Thursday, 28 June 2018

Sicario

Sicario follows FBI agent Kate Macer as she joins a team of Delta Force operators who are attempting to hunt down the people in charge of a Mexican drug cartels. Led by an adviser for the Department of Justice, Matt Graver, they begin operations in Mexico in order to draw the leader of the cartel back into Mexico. No more than about half an hour or so into Sicario we find our main characters on a mission to retrieve someone from a Mexican prison and transport them back to America. Everything has gone smoothly picking him up, but on the way back to the border they notice someone following the convoy in order to report on their movements, and not long after they find out that the border crossing is backed up with traffic. Sitting in the traffic jam, they slowly notice cartel members in other cars, but the voice in their ears tell them that they can't engage until they are engaged - so they sit in their cars, waiting for the cartel to make the first move before an intense burst of gunfire and violence over a matter of seconds concludes the confrontation. It's the kind of scene that leaves you breathless, a master class in building tension that makes you think 'Wow.
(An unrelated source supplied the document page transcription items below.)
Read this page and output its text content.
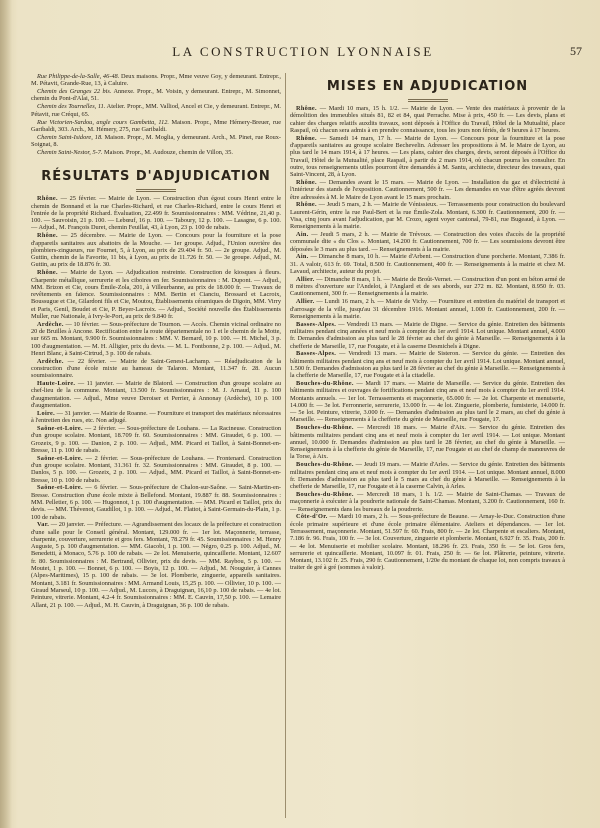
LA CONSTRUCTION LYONNAISE	57

Rue Philippe-de-la-Salle, 46-48. Deux maisons. Propr., Mme veuve Goy, y demeurant. Entrepr., M. Pétavit, Grande-Rue, 13, à Caluire.

Chemin des Granges 22 bis. Annexe. Propr., M. Voisin, y demeurant. Entrepr., M. Simonnet, chemin du Pont-d'Alai, 51.

Chemin des Tournelles, 11. Atelier. Propr., MM. Valliod, Ancel et Cie, y demeurant. Entrepr., M. Pétavit, rue Créqui, 65.

Rue Victorien-Sardou, angle cours Gambetta, 112. Maison. Propr., Mme Hémery-Breuer, rue Garibaldi, 303. Arch., M. Hémery, 275, rue Garibaldi.

Chemin Saint-Isidore, 18. Maison. Propr., M. Moglia, y demeurant. Arch., M. Pinet, rue Roux-Soignat, 8.

Chemin Saint-Nestor, 5-7. Maison. Propr., M. Audouze, chemin de Villon, 35.

RÉSULTATS D'ADJUDICATION

Rhône. — 25 février. — Mairie de Lyon. — Construction d'un égout cours Henri entre le chemin de Bonnand et la rue Charles-Richard, et rue Charles-Richard, entre le cours Henri et l'entrée de la propriété Richard. Évaluation, 22.499 fr. Soumissionnaires : MM. Védrine, 21,40 p. 100. — Sauvoisin, 21 p. 100. — Lebœuf, 16 p. 100. — Taboury, 12 p. 100. — Lasagne, 6 p. 100. — Adjud., M. François Duret, chemin Feuillat, 43, à Lyon, 23 p. 100 de rabais.

Rhône. — 25 décembre. — Mairie de Lyon. — Concours pour la fourniture et la pose d'appareils sanitaires aux abattoirs de la Mouche. — 1er groupe. Adjud., l'Union ouvrière des plombiers-zingueurs, rue Fournet, 5, à Lyon, au prix de 29.404 fr. 50. — 2e groupe. Adjud., M. Guttin, chemin de la Favorite, 11 bis, à Lyon, au prix de 11.726 fr. 50. — 3e groupe. Adjud., M. Guttin, au prix de 18.876 fr. 30.

Rhône. — Mairie de Lyon. — Adjudication restreinte. Construction de kiosques à fleurs. Charpente métallique, serrurerie et les ciboires en fer. Soumissionnaires : M. Dupont. — Adjud., MM. Brizon et Cie, cours Émile-Zola, 201, à Villeurbanne, au prix de 18.000 fr. — Travaux de revêtements en faïence. Soumissionnaires : MM. Bertin et Cianciu, Brossard et Lacroix, Boussugue et Cie, Gilardoni fils et Cie, Moutou, Établissements céramiques de Digoin, MM. Virry et Paris, Genil, Boudet et Cie, P. Beyer-Lacroix. — Adjud., Société nouvelle des Établissements Muller, rue Nationale, à Ivry-le-Port, au prix de 9.840 fr.

Ardèche. — 10 février. — Sous-préfecture de Tournon. — Accès. Chemin vicinal ordinaire no 20 de Bruilles à Ancone. Rectification entre la route départementale no 1 et le chemin de la Motte, sur 665 m. Montant, 9.900 fr. Soumissionnaires : MM. V. Bernard, 10 p. 100. — H. Michel, 3 p. 100 d'augmentation. — M. H. Alligier, prix du devis. — M. L. Fontbonne, 2 p. 100. — Adjud., M. Henri Blanc, à Saint-Cirtrud, 3 p. 100 de rabais.

Ardèche. — 22 février. — Mairie de Saint-Genest-Lachamp. — Réadjudication de la construction d'une école mixte au hameau de Talaron. Montant, 11.347 fr. 28. Aucun soumissionnaire.

Haute-Loire. — 11 janvier. — Mairie de Blatord. — Construction d'un groupe scolaire au chef-lieu de la commune. Montant, 13.500 fr. Soumissionnaires : M. J. Arnaud, 11 p. 100 d'augmentation. — Adjud., Mme veuve Deroiser et Perrier, à Annonay (Ardèche), 10 p. 100 d'augmentation.

Loire. — 31 janvier. — Mairie de Roanne. — Fourniture et transport des matériaux nécessaires à l'entretien des rues, etc. Non adjugé.

Saône-et-Loire. — 2 février. — Sous-préfecture de Louhans. — La Racineuse. Construction d'un groupe scolaire. Montant, 18.709 fr. 60. Soumissionnaires : MM. Giraudet, 6 p. 100. — Grozeix, 9 p. 100. — Danion, 2 p. 100. — Adjud., MM. Picard et Taillot, à Saint-Bonnet-en-Bresse, 11 p. 100 de rabais.

Saône-et-Loire. — 2 février. — Sous-préfecture de Louhans. — Frontenard. Construction d'un groupe scolaire. Montant, 31.361 fr. 32. Soumissionnaires : MM. Giraudet, 8 p. 100. — Danlos, 5 p. 100. — Grozeix, 2 p. 100. — Adjud., MM. Picard et Taillot, à Saint-Bonnet-en-Bresse, 10 p. 100 de rabais.

Saône-et-Loire. — 6 février. — Sous-préfecture de Chalon-sur-Saône. — Saint-Martin-en-Bresse. Construction d'une école mixte à Bellefond. Montant, 19.887 fr. 88. Soumissionnaires : MM. Pelletier, 6 p. 100. — Hugonnot, 1 p. 100 d'augmentation. — MM. Picard et Taillot, prix du devis. — MM. Thévenot, Gaudillot, 1 p. 100. — Adjud., M. Flattot, à Saint-Germain-du-Plain, 1 p. 100 de rabais.

Var. — 20 janvier. — Préfecture. — Agrandissement des locaux de la préfecture et construction d'une salle pour le Conseil général. Montant, 129.000 fr. — 1er lot. Maçonnerie, terrasse, charpente, couverture, serrurerie et gros fers. Montant, 78.279 fr. 45. Soumissionnaires : M. Henry Auguste, 5 p. 100 d'augmentation. — MM. Giacobi, 1 p. 100. — Négro, 0.25 p. 100. Adjud., M. Benedetti, à Monaco, 5.76 p. 100 de rabais. — 2e lot. Menuiserie, quincaillerie. Montant, 12.607 fr. 80. Soumissionnaires : M. Bertrand, Ollivier, prix du devis. — MM. Raybou, 5 p. 100. — Moutet, 1 p. 100. — Bonnet, 6 p. 100. — Boyis, 12 p. 100. — Adjud., M. Nouguier, à Cannes (Alpes-Maritimes), 15 p. 100 de rabais. — 3e lot. Plomberie, zinguerie, appareils sanitaires. Montant, 3.181 fr. Soumissionnaires : MM. Armand Louis, 15,25 p. 100. — Ollivier, 10 p. 100. — Giraud Marseul, 10 p. 100. — Adjud., M. Lucces, à Draguignan, 16,10 p. 100 de rabais. — 4e lot. Peinture, vitrerie. Montant, 4.2-4 fr. Soumissionnaires : MM. E. Cauvin, 17,50 p. 100. — Lemaire Allant, 21 p. 100. — Adjud., M. H. Cauvin, à Draguignan, 36 p. 100 de rabais.

MISES EN ADJUDICATION

Rhône. — Mardi 10 mars, 15 h. 1/2. — Mairie de Lyon. — Vente des matériaux à provenir de la démolition des immeubles situés 81, 82 et 84, quai Perrache. Mise à prix, 450 fr. — Les devis, plans et cahier des charges relatifs auxdits travaux, sont déposés à l'Office du Travail, Hôtel de la Mutualité, place Raspail, où chacun sera admis à en prendre connaissance, tous les jours non fériés, de 9 heures à 17 heures.

Rhône. — Samedi 14 mars, 17 h. — Mairie de Lyon. — Concours pour la fourniture et la pose d'appareils sanitaires au groupe scolaire Bechevelin. Adresser les propositions à M. le Maire de Lyon, au plus tard le 14 mars 1914, à 17 heures. — Les plans, cahier des charges, devis, seront déposés à l'Office du Travail, Hôtel de la Mutualité, place Raspail, à partir du 2 mars 1914, où chacun pourra les consulter. En outre, tous renseignements utiles pourront être demandés à M. Santu, architecte, directeur des travaux, quai Saint-Vincent, 28, à Lyon.

Rhône. — Demandes avant le 15 mars. — Mairie de Lyon. — Installation du gaz et d'électricité à l'intérieur des stands de l'exposition. Cautionnement, 500 fr. — Les demandes en vue d'être agréés devront être adressées à M. le Maire de Lyon avant le 15 mars prochain.

Rhône. — Jeudi 5 mars, 2 h. — Mairie de Vénissieux. — Terrassements pour construction du boulevard Laurent-Gérin, entre la rue Paul-Bert et la rue Émile-Zola. Montant, 6.300 fr. Cautionnement, 200 fr. — Visa, cinq jours avant l'adjudication, par M. Crozo, agent voyer cantonal, 79-81, rue Bugeaud, à Lyon. — Renseignements à la mairie.

Ain. — Jeudi 5 mars, 2 h. — Mairie de Trévoux. — Construction des voies d'accès de la propriété communale dite « du Clos ». Montant, 14.200 fr. Cautionnement, 700 fr. — Les soumissions devront être déposées le 3 mars au plus tard. — Renseignements à la mairie.

Ain. — Dimanche 8 mars, 10 h. — Mairie d'Arbent. — Construction d'une porcherie. Montant, 7.386 fr. 31. A valoir, 613 fr. 69. Total, 8.500 fr. Cautionnement, 400 fr. — Renseignements à la mairie et chez M. Lavaud, architecte, auteur du projet.

Allier. — Dimanche 8 mars, 1 h. — Mairie de Broût-Vernet. — Construction d'un pont en béton armé de 8 mètres d'ouverture sur l'Andelot, à l'Anglard et de ses abords, sur 272 m. 82. Montant, 8.950 fr. 03. Cautionnement, 300 fr. — Renseignements à la mairie.

Allier. — Lundi 16 mars, 2 h. — Mairie de Vichy. — Fourniture et entretien du matériel de transport et d'arrosage de la ville, jusqu'au 31 décembre 1916. Montant annuel, 1.000 fr. Cautionnement, 200 fr. — Renseignements à la mairie.

Basses-Alpes. — Vendredi 13 mars. — Mairie de Digne. — Service du génie. Entretien des bâtiments militaires pendant cinq années et neuf mois à compter du 1er avril 1914. Lot unique. Montant annuel, 4.000 fr. Demandes d'admission au plus tard le 28 février au chef du génie à Marseille. — Renseignements à la chefferie de Marseille, 17, rue Fougate, et à la caserne Desmichels à Digne.

Basses-Alpes. — Vendredi 13 mars. — Mairie de Sisteron. — Service du génie. — Entretien des bâtiments militaires pendant cinq ans et neuf mois à compter du 1er avril 1914. Lot unique. Montant annuel, 1.500 fr. Demandes d'admission au plus tard le 28 février au chef du génie à Marseille. — Renseignements à la chefferie de Marseille, 17, rue Fougate et à la citadelle.

Bouches-du-Rhône. — Mardi 17 mars. — Mairie de Marseille. — Service du génie. Entretien des bâtiments militaires et ouvrages de fortifications pendant cinq ans et neuf mois à compter du 1er avril 1914. Montants annuels. — 1er lot. Terrassements et maçonnerie, 65.000 fr. — 2e lot. Charpente et menuiserie, 14.000 fr. — 3e lot. Ferronnerie, serrurerie, 13.000 fr. — 4e lot. Zinguerie, plomberie, fumisterie, 14.000 fr. — 5e lot. Peinture, vitrerie, 3.000 fr. — Demandes d'admission au plus tard le 2 mars, au chef du génie à Marseille. — Renseignements à la chefferie du génie de Marseille, rue Fougate, 17.

Bouches-du-Rhône. — Mercredi 18 mars. — Mairie d'Aix. — Service du génie. Entretien des bâtiments militaires pendant cinq ans et neuf mois à compter du 1er avril 1914. — Lot unique. Montant annuel, 10.000 fr. Demandes d'admission au plus tard le 28 février, au chef du génie à Marseille. — Renseignements à la chefferie du génie de Marseille, 17, rue Fougate et au chef de champ de manœuvres de la Torse, à Aix.

Bouches-du-Rhône. — Jeudi 19 mars. — Mairie d'Arles. — Service du génie. Entretien des bâtiments militaires pendant cinq ans et neuf mois à compter du 1er avril 1914. — Lot unique. Montant annuel, 8.000 fr. Demandes d'admission au plus tard le 5 mars au chef du génie à Marseille. — Renseignements à la chefferie de Marseille, 17, rue Fougate et à la caserne Calvin, à Arles.

Bouches-du-Rhône. — Mercredi 18 mars, 1 h. 1/2. — Mairie de Saint-Chamas. — Travaux de maçonnerie à exécuter à la poudrerie nationale de Saint-Chamas. Montant, 3.200 fr. Cautionnement, 160 fr. — Renseignements dans les bureaux de la poudrerie.

Côte-d'Or. — Mardi 10 mars, 2 h. — Sous-préfecture de Beaune. — Arnay-le-Duc. Construction d'une école primaire supérieure et d'une école primaire élémentaire. Ateliers et dépendances. — 1er lot. Terrassement, maçonnerie. Montant, 51.597 fr. 60. Frais, 800 fr. — 2e lot. Charpente et escaliers. Montant, 7.186 fr. 96. Frais, 100 fr. — 3e lot. Couverture, zinguerie et plomberie. Montant, 6.927 fr. 35. Frais, 200 fr. — 4e lot. Menuiserie et mobilier scolaire. Montant, 18.296 fr. 23. Frais, 350 fr. — 5e lot. Gros fers, serrurerie et quincaillerie. Montant, 10.097 fr. 01. Frais, 250 fr. — 6e lot. Plâtrerie, peinture, vitrerie. Montant, 13.102 fr. 25. Frais, 290 fr. Cautionnement, 1/20e du montant de chaque lot, non compris travaux à traiter de gré à gré (sommes à valoir).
Nothing this film can do from now on can top that'.

Kate acts as our sole viewpoint throughout the majority of Sicario and like Kate, we end up unsure about why things are happening or what might happen next, but the mystery Sicario tries to create isn't intriguing enough to serve as a narrative and the eventual reveal is so inconsequential that I don't know why Sicario bothered to hide it from the audience in the first place.

Additionally (and I'm going to preface this by saying that it might just be me that feels this way), Kate as a character doesn't really have an effect on the way the film progresses, and that bores me. She has no agency within the story, partly due to the aforementioned way that she kind of has no idea what is going on throughout, but also because of the way that at the end of the day she is simply being used by the team for jurisdiction rights. The way that Sicario progresses is through things happening to her rather than her making things happen, and if I'm being honest I expected more from a film with Emily Blunt - with or without her, almost all of Sicario would have happened the way it did, to the point where it begins to feel like Sicario should have chosen a different main character.

The film is otherwise incredibly well made, with stellar performances from the entire cast, particularly Benicio Del Toro, gorgeous cinematography courtesy of Roger Deakins, and a handful of intense scenes. Director Villeneueve is worth keeping an eye on, someone who manages to blur the line between art house cinema styles and mainstream appeal incredibly effectively, and I'm looking forward to seeing what he does next. I wouldn't recommend Sicario to everyone but I enjoyed it for what it was.